Now scientists have confirmed that this is the end point of the migration. They fitted several eels with satellite tags and tracked the final stages of their journey.

Researchers hope this information will help conservation efforts for these endangered snakes. Previously, they followed eels to the Azores, but then they disappeared. This time, scientists tagged eels in the Azores so they could chart the last leg of their migration.

Goldfish have good memories: Having a salmon memory might not be so bad after all. New research debunks the long-held belief that goldfish have short memories.

A group of scientists trained goldfish to travel 70 cm to get food and return. After traveling a certain distance, the researchers gave the fish an external cue, telling them to turn around and return to the start. Eight of the fish remembered exactly where to turn without using cues. Fish use the number of contrast changes they experience to successfully judge distances.

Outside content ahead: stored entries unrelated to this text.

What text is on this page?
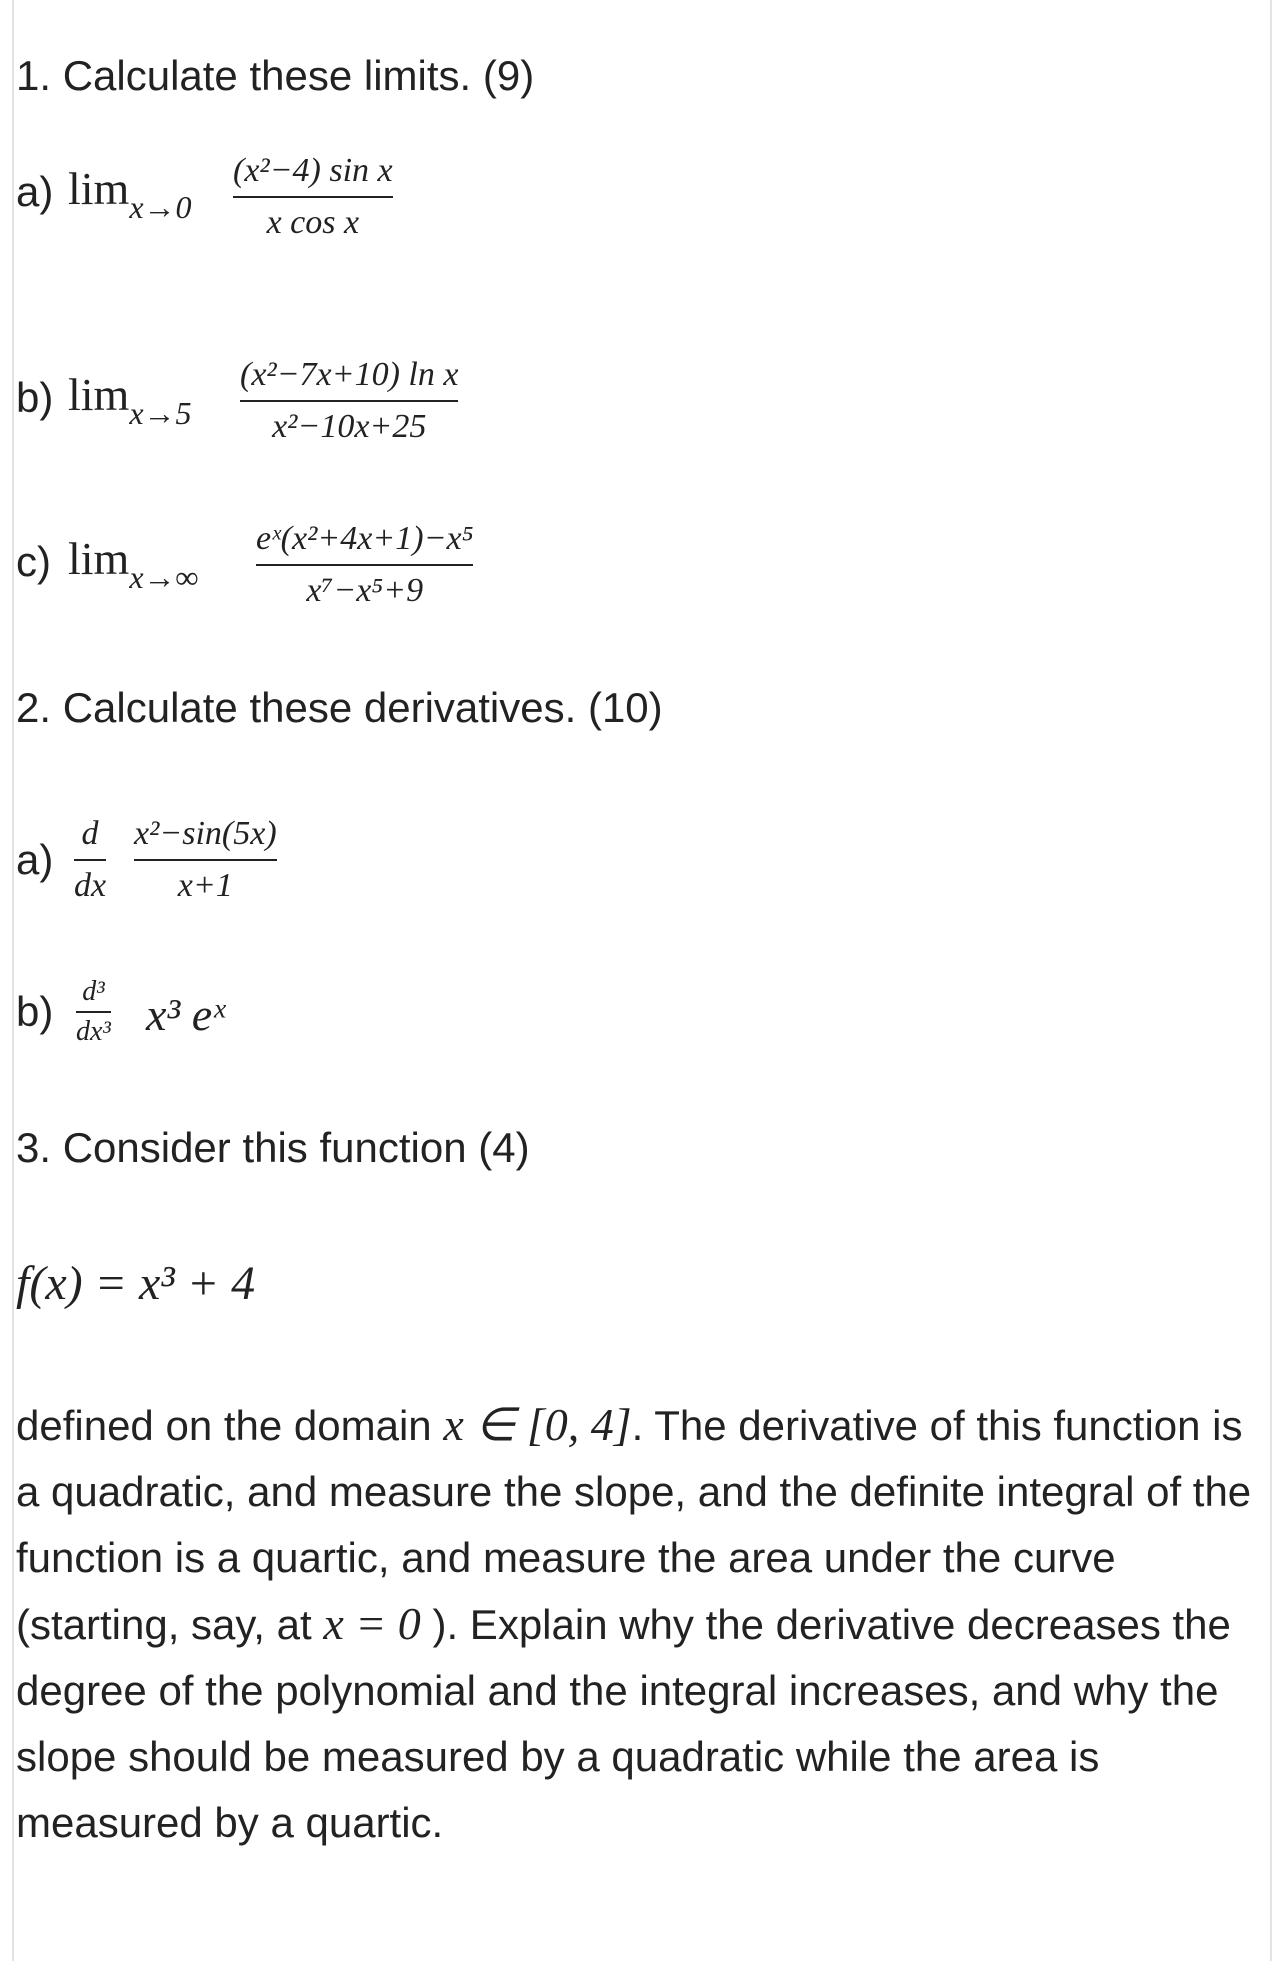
1. Calculate these limits. (9)
a) limx→0
(x²−4) sin x
x cos x
b) limx→5
(x²−7x+10) ln x
x²−10x+25
c) limx→∞
eˣ(x²+4x+1)−x⁵
x⁷−x⁵+9
2. Calculate these derivatives. (10)
a)
d
dx
x²−sin(5x)
x+1
b) d³
dx³ x³ eˣ
3. Consider this function (4)
f(x) = x³ + 4
defined on the domain x ∈ [0, 4]. The derivative of this function is a quadratic, and measure the slope, and the definite integral of the function is a quartic, and measure the area under the curve (starting, say, at x = 0 ). Explain why the derivative decreases the degree of the polynomial and the integral increases, and why the slope should be measured by a quadratic while the area is measured by a quartic.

Two goldfish swim in a tank

That seven second memory? This seems to be a myth. Image: Shutterstock

More bad climate news

Chemical dissolution can cause pollution: Agricultural chemical residues in the United States usually freeze in the winter. Covered by snow and ice, it melts in the spring. At this point, plants can absorb nutrients and stop them from flowing into waterways.

But as the climate warms, the chemicals will dissolve before plants can absorb them. In this scenario, they will flow into nearby streams, rivers and lakes. Researchers believe this could happen in 40 states. If so, it could lead to massive algal blooms and mass fish kills across the country.